Your email marketing is outdated

News alerts, headline pushes, weekly digests, Daily Deals ... most of us running news organizations use email marketing to get the word out and drive website traffic. It's cheap, it's easy, and it addresses the Web's greatest weakness -- that it's a pull medium, not a push-delivery medium.

But the world has changed. Email isn't something you read just on your computer. Mobile is overtaking the desktop, and depending on your definition of mobile and the technology you use to measure, some studies say as much as 70 percent of email marketing messages are being read on smartphones and tablets.

All such statistics are inherently imprecise. We can't really measure this, and the statistics from your email push provider are not very trustworthy. "Opened" data comes from the delivery of embedded images. Some email programs prefetch images for items that aren't really being read (false positives) and others fetch no images at all by default (false negatives).

But there is ample indication that human behavior has shifted in a very important way.

So what do your emails look like on a smartphone? A tablet? When did you last check?
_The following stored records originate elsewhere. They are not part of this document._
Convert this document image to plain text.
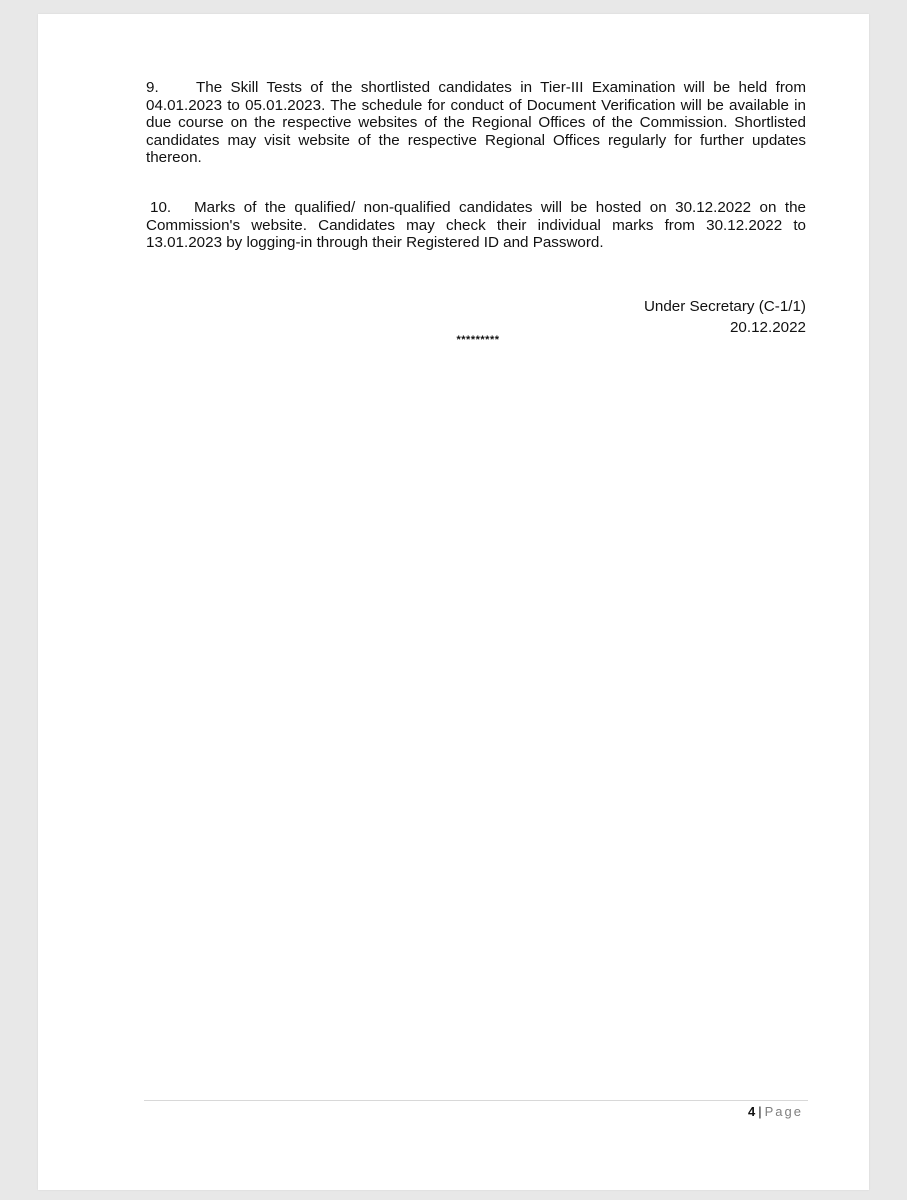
9. The Skill Tests of the shortlisted candidates in Tier-III Examination will be held from 04.01.2023 to 05.01.2023. The schedule for conduct of Document Verification will be available in due course on the respective websites of the Regional Offices of the Commission. Shortlisted candidates may visit website of the respective Regional Offices regularly for further updates thereon.

10. Marks of the qualified/ non-qualified candidates will be hosted on 30.12.2022 on the Commission's website. Candidates may check their individual marks from 30.12.2022 to 13.01.2023 by logging-in through their Registered ID and Password.

Under Secretary (C-1/1)
20.12.2022
*********
4 | Page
I get email notifications from a lot of services, and it's amazing how poorly some of them render on mobile devices. Take the Zillow example shown here. Zillow gets a lot of things right, but this email, when displayed using Gmail on an iPhone, is very nearly unreadable. No amount of "Retina display" is going to fix that, and the links are too small to hit with a finger. And this is by far not the worst example.

In Savannah, we're going through all of our email-generating systems and templates and replacing old desktop-centric designs with new ones that work for mobile users. It's time.